The young Princess accompanied her mother, siblings, and grandparents into exile in 1936 upon the occupation of Ethiopia by fascist Italy. Her father Ras Desta Damtew however led the resistance forces in southern Ethiopia for some months, until he was captured by the Italians and executed in 1937. Princess Aida and her sisters were educated at the Clarenden school in northern Wales, a favorite all girls school for upper class Britons and foriegn royals, and then went on to Cambridge. Princess Aida later returned to Ethiopia and married Ras Mangasha Seyum. They would go on to have five sons and a daughter. Princess Aida was active in charitable and cultural pursuits in Ethiopia during the reign of her grandfather Emperor Haile Selassie.
In 1974, Princess Aida was seized at the palace at Mekele by revolutionary soldiers sent to arrest her husband. Ras Mangasha had escaped days earlier and would establish the Ethiopian Democratic Union (EDU) which would fight the Derg regime until the EDU fractured in 1977 between rival factions. Princess Aida however had decided to remain behind and share the fate of her grandfather, her mother, and her family. Princess Aida was among the women of the Imperial family who were incarcerated under te Derg for 14 years. Her brother Prince Rear Admiral Iskinder Desta was executed along with 62 other former officials on Friday November 23, 1974. Together with her mother Princess Tenagnework Haile Selassie, and her sisters Princesses Seble, Sophia and Hirut, were Princess Sara Gizaw Duchess of Harrar (Widow of Prince Makonnen Haile Selasssie), Princess Yeshashework Yilma (the Emperor’s niece by his elder brother), Princess Ijigayehu Asfaw Wossen (daughter of the Crown Prince) and Princess Zuriashwork Gebre Igziabiher (widow of Prince Asrate Kassa).
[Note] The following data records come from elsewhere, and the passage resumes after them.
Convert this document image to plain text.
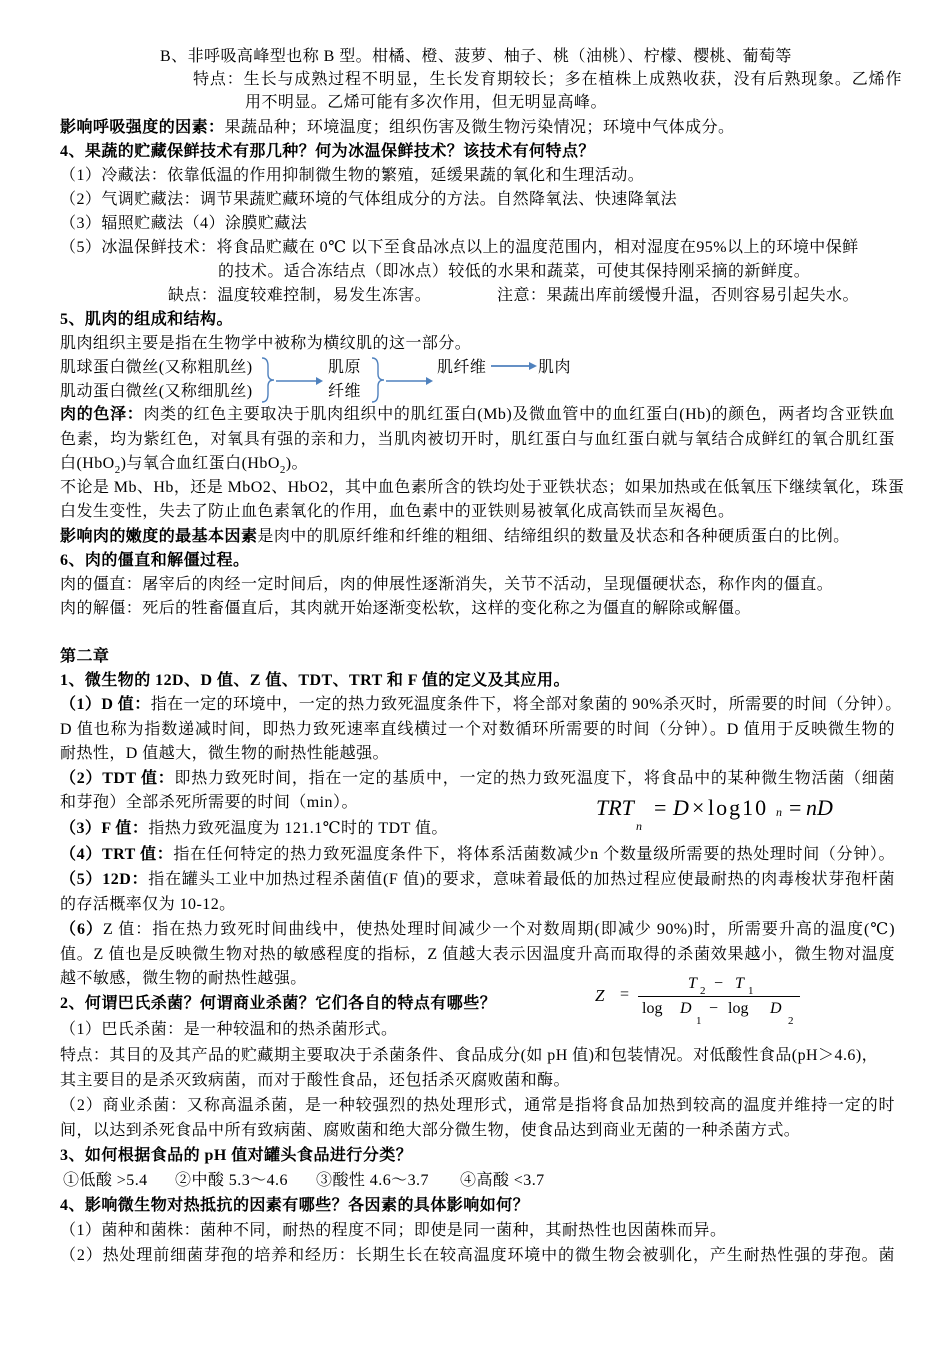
B、非呼吸高峰型也称 B 型。柑橘、橙、菠萝、柚子、桃（油桃）、柠檬、樱桃、葡萄等
特点：生长与成熟过程不明显，生长发育期较长；多在植株上成熟收获，没有后熟现象。乙烯作
用不明显。乙烯可能有多次作用，但无明显高峰。
影响呼吸强度的因素：果蔬品种；环境温度；组织伤害及微生物污染情况；环境中气体成分。
4、果蔬的贮藏保鲜技术有那几种？何为冰温保鲜技术？该技术有何特点？
（1）冷藏法：依靠低温的作用抑制微生物的繁殖，延缓果蔬的氧化和生理活动。
（2）气调贮藏法：调节果蔬贮藏环境的气体组成分的方法。自然降氧法、快速降氧法
（3）辐照贮藏法（4）涂膜贮藏法
（5）冰温保鲜技术：将食品贮藏在 0℃ 以下至食品冰点以上的温度范围内，相对湿度在95%以上的环境中保鲜
的技术。适合冻结点（即冰点）较低的水果和蔬菜，可使其保持刚采摘的新鲜度。
缺点：温度较难控制，易发生冻害。	注意：果蔬出库前缓慢升温，否则容易引起失水。
5、肌肉的组成和结构。
肌肉组织主要是指在生物学中被称为横纹肌的这一部分。
肌球蛋白微丝(又称粗肌丝)
肌动蛋白微丝(又称细肌丝)
肌原
纤维
肌纤维	肌肉
肉的色泽：肉类的红色主要取决于肌肉组织中的肌红蛋白(Mb)及微血管中的血红蛋白(Hb)的颜色，两者均含亚铁血
色素，均为紫红色，对氧具有强的亲和力，当肌肉被切开时，肌红蛋白与血红蛋白就与氧结合成鲜红的氧合肌红蛋
白(HbO$_2$)与氧合血红蛋白(HbO$_2$)。
不论是 Mb、Hb，还是 MbO2、HbO2，其中血色素所含的铁均处于亚铁状态；如果加热或在低氧压下继续氧化，珠蛋
白发生变性，失去了防止血色素氧化的作用，血色素中的亚铁则易被氧化成高铁而呈灰褐色。
影响肉的嫩度的最基本因素是肉中的肌原纤维和纤维的粗细、结缔组织的数量及状态和各种硬质蛋白的比例。
6、肉的僵直和解僵过程。
肉的僵直：屠宰后的肉经一定时间后，肉的伸展性逐渐消失，关节不活动，呈现僵硬状态，称作肉的僵直。
肉的解僵：死后的牲畜僵直后，其肉就开始逐渐变松软，这样的变化称之为僵直的解除或解僵。
第二章
1、微生物的 12D、D 值、Z 值、TDT、TRT 和 F 值的定义及其应用。
（1）D 值：指在一定的环境中，一定的热力致死温度条件下，将全部对象菌的 90%杀灭时，所需要的时间（分钟）。
D 值也称为指数递减时间，即热力致死速率直线横过一个对数循环所需要的时间（分钟）。D 值用于反映微生物的
耐热性，D 值越大，微生物的耐热性能越强。
（2）TDT 值：即热力致死时间，指在一定的基质中，一定的热力致死温度下，将食品中的某种微生物活菌（细菌
和芽孢）全部杀死所需要的时间（min）。	TRT
n
= D × log10 n = nD
（3）F 值：指热力致死温度为 121.1℃时的 TDT 值。
（4）TRT 值：指在任何特定的热力致死温度条件下，将体系活菌数减少n 个数量级所需要的热处理时间（分钟）。
（5）12D：指在罐头工业中加热过程杀菌值(F 值)的要求，意味着最低的加热过程应使最耐热的肉毒梭状芽孢杆菌
的存活概率仅为 10-12。
（6）Z 值：指在热力致死时间曲线中，使热处理时间减少一个对数周期(即减少 90%)时，所需要升高的温度(℃)
值。Z 值也是反映微生物对热的敏感程度的指标，Z 值越大表示因温度升高而取得的杀菌效果越小，微生物对温度
越不敏感，微生物的耐热性越强。
Z =
T 2 − T 1
log D
1
− log D
2
2、何谓巴氏杀菌？何谓商业杀菌？它们各自的特点有哪些？
（1）巴氏杀菌：是一种较温和的热杀菌形式。
特点：其目的及其产品的贮藏期主要取决于杀菌条件、食品成分(如 pH 值)和包装情况。对低酸性食品(pH＞4.6)，
其主要目的是杀灭致病菌，而对于酸性食品，还包括杀灭腐败菌和酶。
（2）商业杀菌：又称高温杀菌，是一种较强烈的热处理形式，通常是指将食品加热到较高的温度并维持一定的时
间，以达到杀死食品中所有致病菌、腐败菌和绝大部分微生物，使食品达到商业无菌的一种杀菌方式。
3、如何根据食品的 pH 值对罐头食品进行分类？
①低酸 >5.4 ②中酸 5.3～4.6 ③酸性 4.6～3.7 ④高酸 <3.7
4、影响微生物对热抵抗的因素有哪些？各因素的具体影响如何？
（1）菌种和菌株：菌种不同，耐热的程度不同；即使是同一菌种，其耐热性也因菌株而异。
（2）热处理前细菌芽孢的培养和经历：长期生长在较高温度环境中的微生物会被驯化，产生耐热性强的芽孢。菌
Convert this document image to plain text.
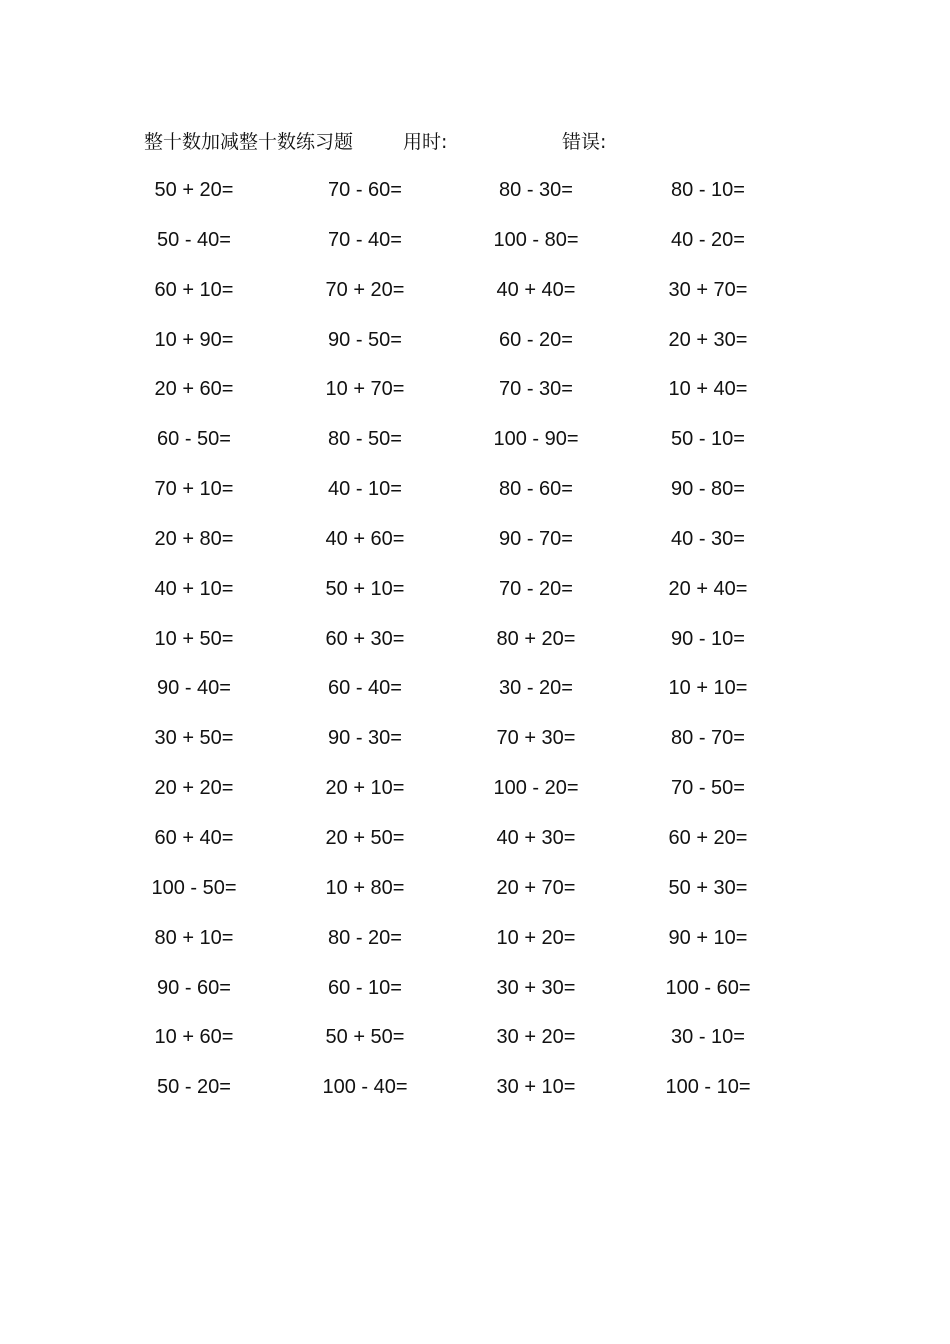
整十数加减整十数练习题	用时:	错误:
50 + 20=	70 - 60=	80 - 30=	80 - 10=
50 - 40=	70 - 40=	100 - 80=	40 - 20=
60 + 10=	70 + 20=	40 + 40=	30 + 70=
10 + 90=	90 - 50=	60 - 20=	20 + 30=
20 + 60=	10 + 70=	70 - 30=	10 + 40=
60 - 50=	80 - 50=	100 - 90=	50 - 10=
70 + 10=	40 - 10=	80 - 60=	90 - 80=
20 + 80=	40 + 60=	90 - 70=	40 - 30=
40 + 10=	50 + 10=	70 - 20=	20 + 40=
10 + 50=	60 + 30=	80 + 20=	90 - 10=
90 - 40=	60 - 40=	30 - 20=	10 + 10=
30 + 50=	90 - 30=	70 + 30=	80 - 70=
20 + 20=	20 + 10=	100 - 20=	70 - 50=
60 + 40=	20 + 50=	40 + 30=	60 + 20=
100 - 50=	10 + 80=	20 + 70=	50 + 30=
80 + 10=	80 - 20=	10 + 20=	90 + 10=
90 - 60=	60 - 10=	30 + 30=	100 - 60=
10 + 60=	50 + 50=	30 + 20=	30 - 10=
50 - 20=	100 - 40=	30 + 10=	100 - 10=
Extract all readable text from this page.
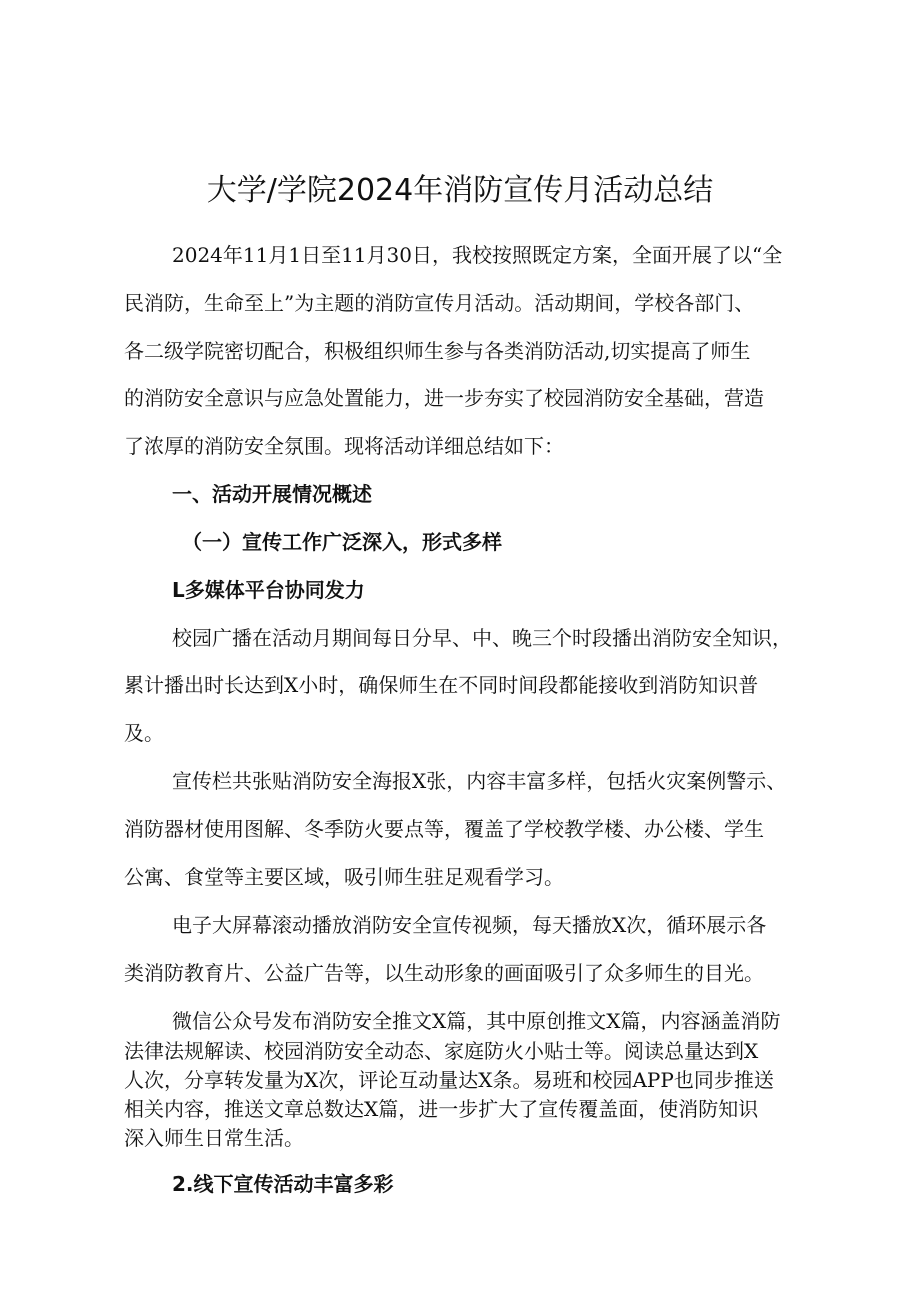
大学/学院2024年消防宣传月活动总结
2024年11月1日至11月30日，我校按照既定方案，全面开展了以“全
民消防，生命至上”为主题的消防宣传月活动。活动期间，学校各部门、
各二级学院密切配合，积极组织师生参与各类消防活动,切实提高了师生
的消防安全意识与应急处置能力，进一步夯实了校园消防安全基础，营造
了浓厚的消防安全氛围。现将活动详细总结如下：
一、活动开展情况概述
（一）宣传工作广泛深入，形式多样
L多媒体平台协同发力
校园广播在活动月期间每日分早、中、晚三个时段播出消防安全知识，
累计播出时长达到X小时，确保师生在不同时间段都能接收到消防知识普
及。
宣传栏共张贴消防安全海报X张，内容丰富多样，包括火灾案例警示、
消防器材使用图解、冬季防火要点等，覆盖了学校教学楼、办公楼、学生
公寓、食堂等主要区域，吸引师生驻足观看学习。
电子大屏幕滚动播放消防安全宣传视频，每天播放X次，循环展示各
类消防教育片、公益广告等，以生动形象的画面吸引了众多师生的目光。
微信公众号发布消防安全推文X篇，其中原创推文X篇，内容涵盖消防
法律法规解读、校园消防安全动态、家庭防火小贴士等。阅读总量达到X
人次，分享转发量为X次，评论互动量达X条。易班和校园APP也同步推送
相关内容，推送文章总数达X篇，进一步扩大了宣传覆盖面，使消防知识
深入师生日常生活。
2.线下宣传活动丰富多彩
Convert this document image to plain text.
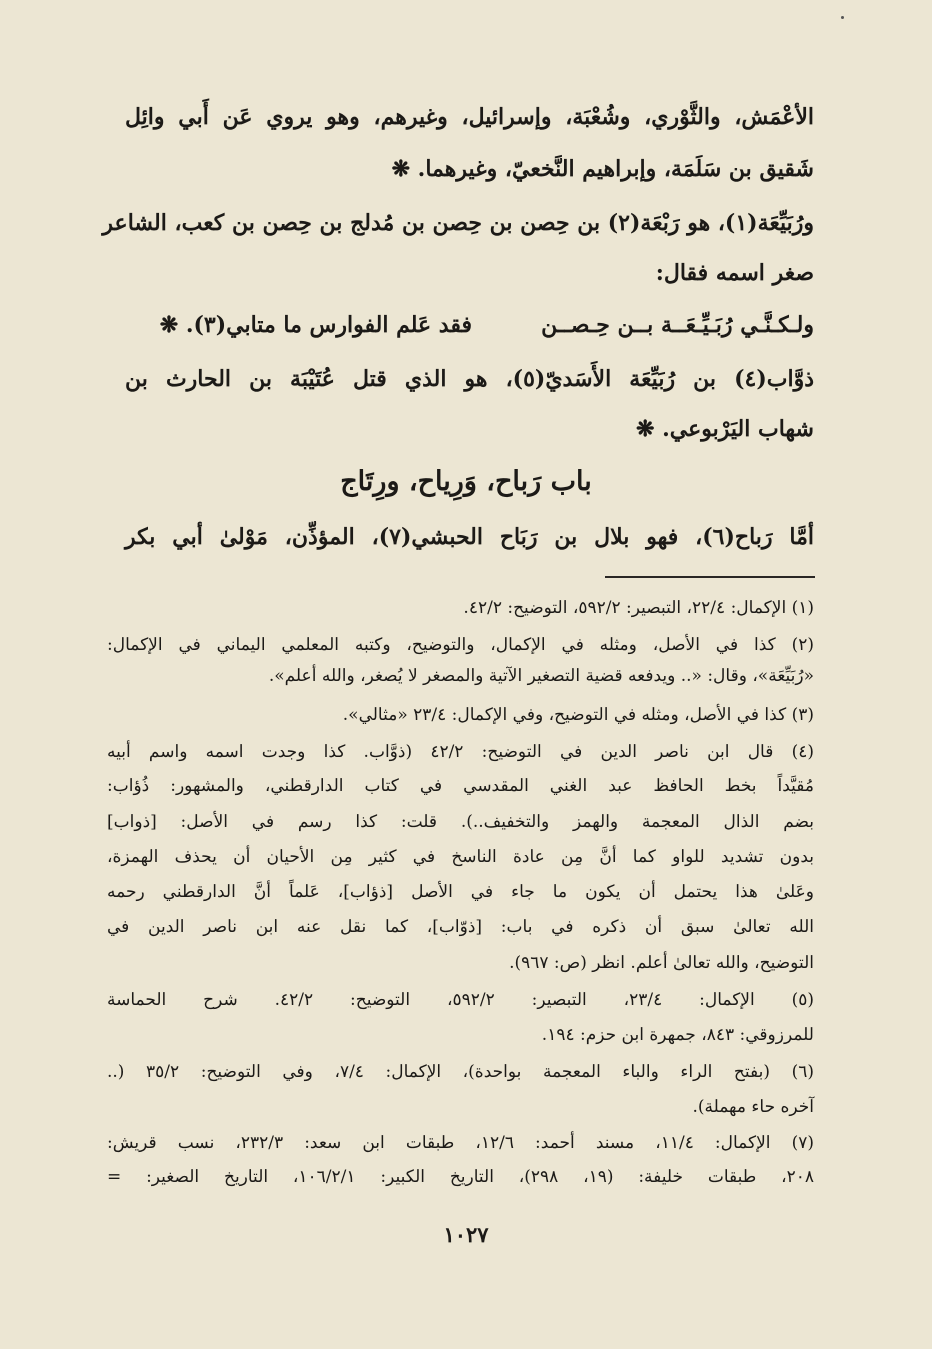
الأعْمَش، والثَّوْري، وشُعْبَة، وإسرائيل، وغيرهم، وهو يروي عَن أَبي وائِل
شَقيق بن سَلَمَة، وإبراهيم النَّخعيّ، وغيرهما. ❋
ورُبَيِّعَة(١)، هو رَبْعَة(٢) بن حِصن بن حِصن بن مُدلج بن حِصن بن كعب، الشاعر
صغر اسمه فقال:
ولـكـنَّـي رُبَـيِّـعَــة بــن حِـصــن
فقد عَلم الفوارس ما متابي(٣). ❋
ذوَّاب(٤) بن رُبَيِّعَة الأَسَديّ(٥)، هو الذي قتل عُتَيْبَة بن الحارث بن
شهاب اليَرْبوعي. ❋
باب رَباح، وَرِياح، ورِتَاج
أمَّا رَباح(٦)، فهو بلال بن رَبَاح الحبشي(٧)، المؤذِّن، مَوْلىٰ أبي بكر
(١) الإكمال: ٢٢/٤، التبصير: ٥٩٢/٢، التوضيح: ٤٢/٢.
(٢) كذا في الأصل، ومثله في الإكمال، والتوضيح، وكتبه المعلمي اليماني في الإكمال:
«رُبَيِّعَة»، وقال: «.. ويدفعه قضية التصغير الآتية والمصغر لا يُصغر، والله أعلم».
(٣) كذا في الأصل، ومثله في التوضيح، وفي الإكمال: ٢٣/٤ «مثالي».
(٤) قال ابن ناصر الدين في التوضيح: ٤٢/٢ (ذوَّاب. كذا وجدت اسمه واسم أبيه
مُقيَّداً بخط الحافظ عبد الغني المقدسي في كتاب الدارقطني، والمشهور: ذُؤاب:
بضم الذال المعجمة والهمز والتخفيف..). قلت: كذا رسم في الأصل: [ذواب]
بدون تشديد للواو كما أنَّ مِن عادة الناسخ في كثير مِن الأحيان أن يحذف الهمزة،
وعَلىٰ هذا يحتمل أن يكون ما جاء في الأصل [ذؤاب]، عَلماً أنَّ الدارقطني رحمه
الله تعالىٰ سبق أن ذكره في باب: [ذوّاب]، كما نقل عنه ابن ناصر الدين في
التوضيح، والله تعالىٰ أعلم. انظر (ص: ٩٦٧).
(٥) الإكمال: ٢٣/٤، التبصير: ٥٩٢/٢، التوضيح: ٤٢/٢. شرح الحماسة
للمرزوقي: ٨٤٣، جمهرة ابن حزم: ١٩٤.
(٦) (بفتح الراء والباء المعجمة بواحدة)، الإكمال: ٧/٤، وفي التوضيح: ٣٥/٢ (..
آخره حاء مهملة).
(٧) الإكمال: ١١/٤، مسند أحمد: ١٢/٦، طبقات ابن سعد: ٢٣٢/٣، نسب قريش:
٢٠٨، طبقات خليفة: (١٩، ٢٩٨)، التاريخ الكبير: ١٠٦/٢/١، التاريخ الصغير: =
١٠٢٧
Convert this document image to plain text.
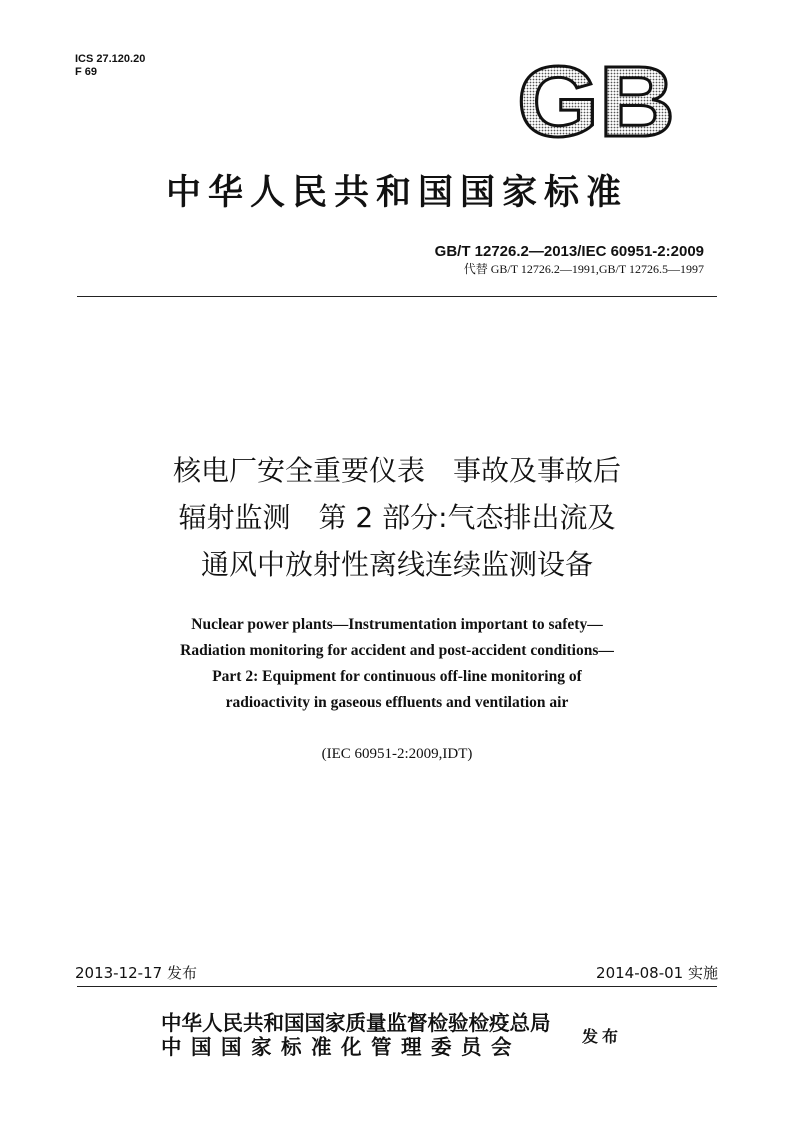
ICS 27.120.20
F 69	GB
中华人民共和国国家标准
GB/T 12726.2—2013/IEC 60951-2:2009
代替 GB/T 12726.2—1991,GB/T 12726.5—1997
核电厂安全重要仪表　事故及事故后
辐射监测　第 2 部分:气态排出流及
通风中放射性离线连续监测设备
Nuclear power plants—Instrumentation important to safety—
Radiation monitoring for accident and post-accident conditions—
Part 2: Equipment for continuous off-line monitoring of
radioactivity in gaseous effluents and ventilation air
(IEC 60951-2:2009,IDT)
2013-12-17 发布	2014-08-01 实施
中华人民共和国国家质量监督检验检疫总局
中国国家标准化管理委员会	发布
These women were made to share a former storage room in the precincts of the notorious Akaki Prison known as “Alem Bekagn” which translates to “I am down with the world”. They shared mattresses on the floor and were forced to endure the light of a single light bulb that was never turned off during their entire imprisonment. Years of campaigning by their friends and relatives as well as human rights and humanitarian organizations around the world had little effect in convincing the Derg regime to release the women of the Imperial family. The Princesses were suddenly and unexpectedly released from prison in September 1988, followed a year later by the men of the family.
After their release, Princess Aida resumed her interrupted family life with her husband and children in exile. She returned to Ethiopia after the fall of the Derg and split her time between the suburbs of Washington DC and Addis Ababa.